Chile Tortillas Con Queso
Chile Peppers And Heat
I remember the first time I ate a raw Jalapeño. It was like fire against my unseasoned tongue. I was only a teenager and had no idea what to do to relieve the heat in my mouth.
So I made one of the worst decisions of my life! I put my mouth under a kitchen faucet and let water run through it. What I didn’t realize was that the water actually made the whole situation worse. It just moved the un-absorbed Capsaicin in the Jalapeño around my tongue and throat.
Years later I found myself warning my youngest teenage daughter, Stephanie, about the dangers of doing the same thing. We were at a Pollo Loco restaurant in Las Vegas when she did the dastardly deed anyways. I texted and asked her what she did to cure the pain back then and she replied “Possibly (I ate some) rice or bread, but I think I just suffered through it”. Whew!
While writing this article, I likewise posted a chile-experience question to my son, Eric. I asked him if he liked the hot peppers and he flat-out responded “No“! The next response was something about trying a Habanero chile. He recalls the immediate reflex of “screaming” as an end result! The odd thing about him is that it does not bother his psyche to bring back fiery hot chile pepper sauce from visits to New Orleans to give to his friends in New York. Must be his inner Schadenfreude complex!
My oldest daughter, Susan, had a different result with peppers. “I have never screamed eating chili peppers” she said. “I did eat some red salsa that burned my face but was so good I couldn’t stop eating it. I was numb by the time it all ended” she added. Hmm! Hot chile peppers in the salsa?

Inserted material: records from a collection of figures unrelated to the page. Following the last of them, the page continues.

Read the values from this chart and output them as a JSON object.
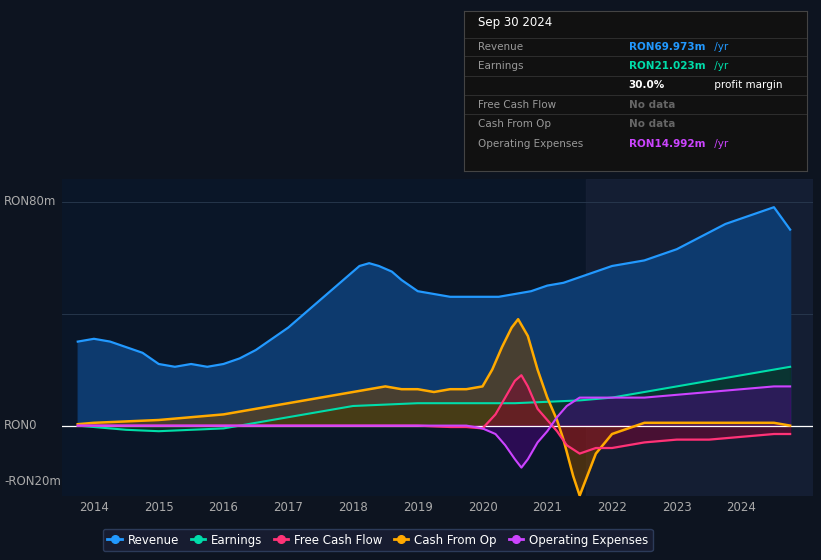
{
  "bg_color": "#0d1420",
  "plot_bg": "#0a1628",
  "ylabel_80": "RON80m",
  "ylabel_0": "RON0",
  "ylabel_neg20": "-RON20m",
  "x_ticks": [
    2014,
    2015,
    2016,
    2017,
    2018,
    2019,
    2020,
    2021,
    2022,
    2023,
    2024
  ],
  "ylim": [
    -25,
    88
  ],
  "revenue_color": "#2299ff",
  "earnings_color": "#00ddaa",
  "fcf_color": "#ff3377",
  "cashfromop_color": "#ffaa00",
  "opex_color": "#cc44ff",
  "legend_items": [
    {
      "label": "Revenue",
      "color": "#2299ff"
    },
    {
      "label": "Earnings",
      "color": "#00ddaa"
    },
    {
      "label": "Free Cash Flow",
      "color": "#ff3377"
    },
    {
      "label": "Cash From Op",
      "color": "#ffaa00"
    },
    {
      "label": "Operating Expenses",
      "color": "#cc44ff"
    }
  ],
  "revenue_x": [
    2013.75,
    2014.0,
    2014.25,
    2014.5,
    2014.75,
    2015.0,
    2015.25,
    2015.5,
    2015.75,
    2016.0,
    2016.25,
    2016.5,
    2016.75,
    2017.0,
    2017.25,
    2017.5,
    2017.75,
    2018.0,
    2018.1,
    2018.25,
    2018.4,
    2018.6,
    2018.75,
    2019.0,
    2019.25,
    2019.5,
    2019.75,
    2020.0,
    2020.25,
    2020.5,
    2020.75,
    2021.0,
    2021.25,
    2021.5,
    2021.75,
    2022.0,
    2022.25,
    2022.5,
    2022.75,
    2023.0,
    2023.25,
    2023.5,
    2023.75,
    2024.0,
    2024.25,
    2024.5,
    2024.75
  ],
  "revenue_y": [
    30,
    31,
    30,
    28,
    26,
    22,
    21,
    22,
    21,
    22,
    24,
    27,
    31,
    35,
    40,
    45,
    50,
    55,
    57,
    58,
    57,
    55,
    52,
    48,
    47,
    46,
    46,
    46,
    46,
    47,
    48,
    50,
    51,
    53,
    55,
    57,
    58,
    59,
    61,
    63,
    66,
    69,
    72,
    74,
    76,
    78,
    70
  ],
  "earnings_x": [
    2013.75,
    2014.0,
    2014.5,
    2015.0,
    2015.5,
    2016.0,
    2016.5,
    2017.0,
    2017.5,
    2018.0,
    2018.5,
    2019.0,
    2019.5,
    2020.0,
    2020.5,
    2021.0,
    2021.5,
    2022.0,
    2022.5,
    2023.0,
    2023.5,
    2024.0,
    2024.5,
    2024.75
  ],
  "earnings_y": [
    0,
    -0.5,
    -1.5,
    -2,
    -1.5,
    -1,
    1,
    3,
    5,
    7,
    7.5,
    8,
    8,
    8,
    8,
    8.5,
    9,
    10,
    12,
    14,
    16,
    18,
    20,
    21
  ],
  "cashfromop_x": [
    2013.75,
    2014.0,
    2014.5,
    2015.0,
    2015.5,
    2016.0,
    2016.5,
    2017.0,
    2017.5,
    2018.0,
    2018.25,
    2018.5,
    2018.75,
    2019.0,
    2019.25,
    2019.5,
    2019.75,
    2020.0,
    2020.15,
    2020.3,
    2020.45,
    2020.55,
    2020.7,
    2020.85,
    2021.0,
    2021.15,
    2021.25,
    2021.4,
    2021.5,
    2021.75,
    2022.0,
    2022.5,
    2023.0,
    2023.5,
    2024.0,
    2024.5,
    2024.75
  ],
  "cashfromop_y": [
    0.5,
    1,
    1.5,
    2,
    3,
    4,
    6,
    8,
    10,
    12,
    13,
    14,
    13,
    13,
    12,
    13,
    13,
    14,
    20,
    28,
    35,
    38,
    32,
    20,
    10,
    2,
    -5,
    -18,
    -25,
    -10,
    -3,
    1,
    1,
    1,
    1,
    1,
    0
  ],
  "fcf_x": [
    2013.75,
    2014.0,
    2019.0,
    2019.5,
    2019.75,
    2020.0,
    2020.2,
    2020.35,
    2020.5,
    2020.6,
    2020.7,
    2020.85,
    2021.0,
    2021.15,
    2021.3,
    2021.5,
    2021.75,
    2022.0,
    2022.5,
    2023.0,
    2023.5,
    2024.0,
    2024.5,
    2024.75
  ],
  "fcf_y": [
    0,
    0,
    0,
    -0.5,
    -0.5,
    -1,
    4,
    10,
    16,
    18,
    14,
    6,
    2,
    -2,
    -7,
    -10,
    -8,
    -8,
    -6,
    -5,
    -5,
    -4,
    -3,
    -3
  ],
  "opex_x": [
    2013.75,
    2014.0,
    2019.0,
    2019.5,
    2019.75,
    2020.0,
    2020.2,
    2020.35,
    2020.5,
    2020.6,
    2020.7,
    2020.85,
    2021.0,
    2021.15,
    2021.3,
    2021.5,
    2021.75,
    2022.0,
    2022.5,
    2023.0,
    2023.5,
    2024.0,
    2024.5,
    2024.75
  ],
  "opex_y": [
    0,
    0,
    0,
    0,
    0,
    -1,
    -3,
    -7,
    -12,
    -15,
    -12,
    -6,
    -2,
    3,
    7,
    10,
    10,
    10,
    10,
    11,
    12,
    13,
    14,
    14
  ],
  "shade_start": 2021.6
}
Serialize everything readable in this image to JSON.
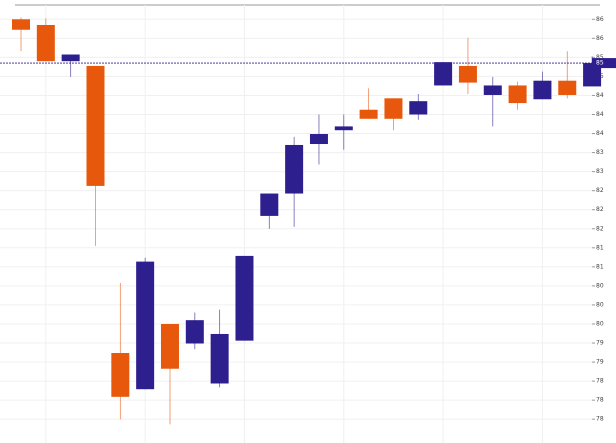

Chugging water after biting down on a chili pepper will only spread the capsaicin around the inside of your mouth, where it will come in contact with more pain receptors and amp up the burning sensation. Steer clear of beer and soda too—both beverages are mostly water. (…..A glass of milk is probably the best remedy.)
Excerpt from article in Greatist.com by Jeff Cattel
Learning To Accept The Fire
Since then I have learned to accept the fire that comes with chile peppers like Jalapeños, Cayenne Peppers, and Chipotles (Dried Jalapeños). I love the zap and flavor (and heat?) that they add to a meal.
On the flip side, I used to just take flour tortillas and inserted them with shredded cheddar cheese. Folding them over, I would just heat them in the microwave oven for a quick snack. Now I have upped the ante thanks to our farmer friends, Bill and Cindy.
They have given us bags of chile peppers grown on their mini-farm just north of us in Darlington, Florida. In the mix are those Jalapeños, Cayennes, and also the much milder Banana Peppers. Those spicy “accoutrements” are now going into my cheese-filled tortillas. The following recipe is a simple but a tasty way to make this easy-fix meal.
- Large Flour Tortillas
- Shredded Cheddar Cheese
- Choice of Jalapeño, Cayenne, Chipotle, or Banana Peppers
- Homemade or Herdez Salsa (Optional)
- Cilantro (Optional)
- Sour Cream (as a side)
- Begin by heating a flat-surfaced electric griddle on high while doing prep.
- Take one large flour tortilla and spread cheddar cheese on one half.
- Take chile peppers and split down the middle with knife, leaving seeds intact if they are Banana Peppers. If you choose Jalapeños, or hotter peppers, keep in mind that a lot of the fire is in the seeds.
- Group them together and dice.
- Spread the pieces out over the cheese
- Add salsa and/or cilantro if desired (for extra flavor).
- Fold over tortilla and crease the edge.
- Heat tortilla combo in microwave oven (30 secs for 1, and 60 secs for 2).
- Remove heated tortilla(s).
- Place on hot griddle for 1 minute on each side and remove.
- Cut into wedges and serve with sour cream and/or salsa on the side.
The Banana Peppers add flavor without the heat. Jalapeños and the Cayennes add a nice amount of heat to the flavor. I haven’t tried Habaneros yet, but may do so when I have the guts to experiment and a large glass of ice-cold milk on the side.
I think, with a little experimentation, I could turn this recipe into handheld-style Nachos. Throwing in some black olives or black beans (no meat to keep it simple) might do the trick. Who knows until you try!